Channel 4 documentary Dispatches went undercover in Ghana where children as young as 10 have been working gruelling hours to supply cocoa beans to Cadbury – Britain’s favourite chocolate brand. Their undercover investigation, Cadbury Exposed: Dispatches, revealed illegal conditions on farms that support Cadbury’s ethical farming scheme Cocoa Life.

Cocoa Life was set up by Cadbury in 2012 to increase transparency between consumers and farmers, respect human rights and promote ‘self-sustainability’. Cadbury claims the chocolate is 100% slave free.
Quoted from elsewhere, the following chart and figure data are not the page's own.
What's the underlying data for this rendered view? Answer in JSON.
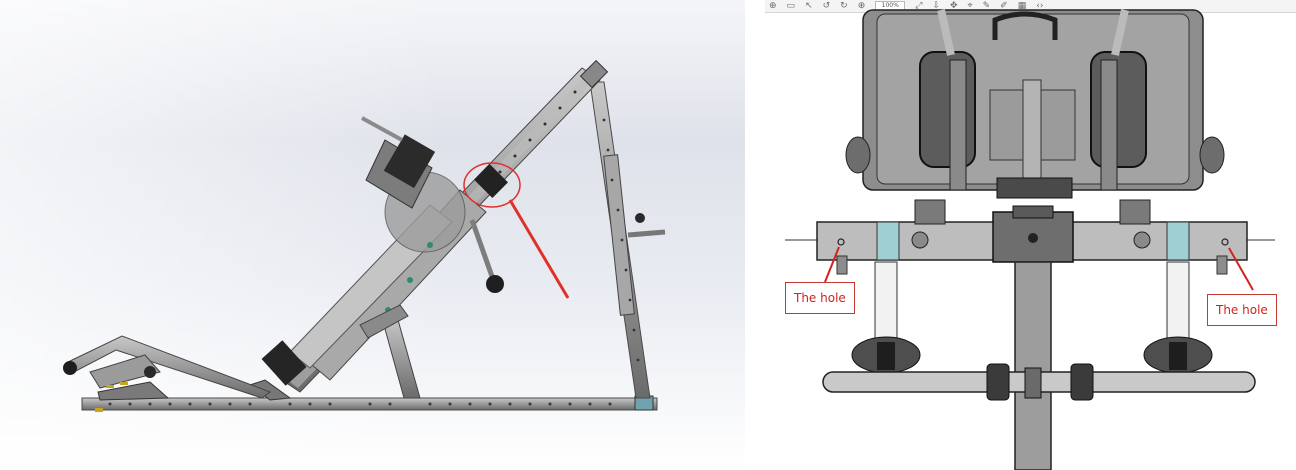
{
  "left_image": {
    "description_icon": "cad-render-side-view",
    "highlight_color": "#e0302a"
  },
  "right_image": {
    "toolbar": {
      "icons": [
        "zoom-icon",
        "page-icon",
        "select-icon",
        "rotate-left-icon",
        "rotate-right-icon",
        "zoom-in-icon",
        "zoom-box",
        "fit-icon",
        "download-icon",
        "pan-icon",
        "measure-icon",
        "markup-icon",
        "edit-icon",
        "grid-icon",
        "expand-icon"
      ],
      "glyphs": [
        "⊕",
        "▭",
        "↖",
        "↺",
        "↻",
        "⊕",
        "",
        "⤢",
        "⇩",
        "✥",
        "⌖",
        "✎",
        "✐",
        "▦",
        "‹›"
      ],
      "zoom_text": "100%"
    },
    "callout_left": "The hole",
    "callout_right": "The hole",
    "accent_color": "#d2231e"
  }
}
Evidence in the report revealed that Cocoa Life child farmers earn less than £2 a day. In addition to the emotional burden, young children bear physical scars from the dangerous work they do using sharp knives and machetes on cocoa farms linked to Cadbury. Other children are seen struggling with heavy loads, long hours and dangerous tools.


The low prices that Cadbury pays for its cocoa beans means farmers are often forced to employ children. From a typical £1 chocolate bar, just 11p goes to the farmer, whilst 10p of every bar goes to profit for Cadburys. Mondelez, owner of Cadbury, earned $4 billon profits last year.


Labels like Cocoa Life sound great and reassuring but it’s an example of greenwashing.

The Dispatches documentary is only 30 minutes, it’s a hard view, but an important reminder to look beyond the label.